Reflection on the Desert Fathers and Mothers Part 1
Reflections on the Desert Fathers and Mothers - Part 1
Welcome to the series on the Desert Fathers and Mothers. I've written 52 articles (designed to be read over a year) on the fathers and mothers of the Egyptian desert in the 4-6th century. This week I’m reflecting on the series.
If you are just joining me on this journey through the Desert Fathers, please refer back to my initial letter explaining the goal and purpose of this series.
Initial Thoughts
Initially I set out to cover the Desert Fathers in one year. It took me about a year and a half. All told, I studied through the lives of 52 men and women, and did cursory glances at many others. The process was sometimes enlightening, sometimes life-giving, and sometimes excruciating. I don’t think I really found my stride until about 5 articles in, and that was with Abba Macarius. Macarius the Great was a father I had already greatly enjoyed, and had spent some time studying his writings. What I wrote seemed like a natural extension of my fondness for the stories and teachings of Macarius the Great.
In the mystical tradition of Christianity, there are a few consistent method to interpret the teachings contained therein. The parameters for understanding the writings of the mystics were laid out by later authors. There were further commented on by even later authors and more formal systems were developed to understand what was taught. I largely forsook the commonly held systems applied to men and women like the desert fathers and mothers in order to gain a fresh perspective on their lives and teachings.
The mystical life has been grouped into three different stages by many authors; the purgative, illuminative, and unitive. These ideas are foreign to most people. And they are generally only interesting to people hoping to systematically compile ideas on these authors. Purgation can be thought of as the stage one goes through in purging sin from the heart, illumination can be thought of as the shedding abroad of God’s grace within the heart, and unification is the rare stage of total unity with the Spirit of God through love.
For most, practical wisdom is not found in systematic approaches. Sure, you can broadly group the sayings and writings into categories like the active and contemplative life, but who is the one being helped with those categories? To introduce people to the system before the men and women would be to influence the teachings and constrain them to a particular viewpoint. I have hoped to let their teachings and wisdom speak for themselves.
Some may be frustrated that I never attempted to root them firmly in the Eastern Orthodox tradition (though they are not exclusive to the Orthodox Church), or engage some of their teachings that mirror Neo-Platonism, or even deal with some of their Origenist leanings (Origen was an early theologian). At the core of their teachings, these men and women met Christ, much like Paul on the road to Damascus, or the disciples on the road to Emmaus, or (maybe more appropriately) John the Baptist in the wilderness. These men and women, absent their individual theological leanings, knew something about the spiritual life and life in God.

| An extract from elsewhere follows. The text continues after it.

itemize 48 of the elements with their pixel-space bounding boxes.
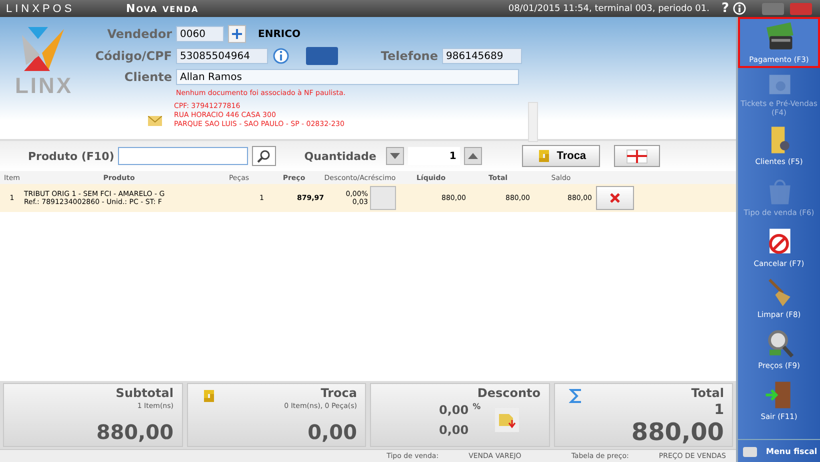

Generally speaking, among contemplative authors, there exist a few larger categories to group them within. The fist large divide would be between eastern authors and western authors. This divide is generally then between a cataphatic or an apophatic approach to the spiritual life. The split is largely over the knowability of God. Each mystical approach emphasizes the mystery of God, yet the east tends to an emphasis on his mystery, the west his knowability.
The term “cataphatic” refers to the revealed attributes of God as affirmed through scripture. A cataphatic approach to the mystical life states firmly that there are qualities and attributes about God that are eminently knowable because they are revealed through scripture. The term apophatic refers to the knowledge of God by affirming what he is not. To the apophatic, God is only known by stating what he is not, and the more that is understood by what he is not, the clearer he becomes. While the cataphatic would state that God is love, the apophatic would say that the statement God is love is fundamentally different than stating that God has love. Because no human (apart from Jesus) has ever “been love” as a noun, but have only “loved” as a verb, the finiteness of the human makes it impossible to fully grasp what it means to state that “God is love.”
Another divide would be over the state of perfection attained as the goal of the spiritual life. To some a state of pure peace, or a full renunciation of the passions that hinder the heart is the only acceptable view of spiritual maturity. To others, it is the transformation of the passions into virtues acceptable and empowered by the Spirit of God that defines the mature spiritual life. One would emphasize a state of pure passivity, another would emphasize a state of pure love.
This obviously oversimplifies a large body of literature, but it hopefully gives you an appreciation for variance when it comes to approaching growth and principles in the spiritual life. None of the approaches are right or better, they merely reflect the experiences these men and women had on the path to union with Christ. Some authors will be more meaningful to you, and others less. As Augustine said, reflecting on his own writing,
“And therefore it is useful that many persons should write many books, differing in style but not in faith, concerning even the same questions, that the matter itself may reach the greatest number— some in one way, some in another.”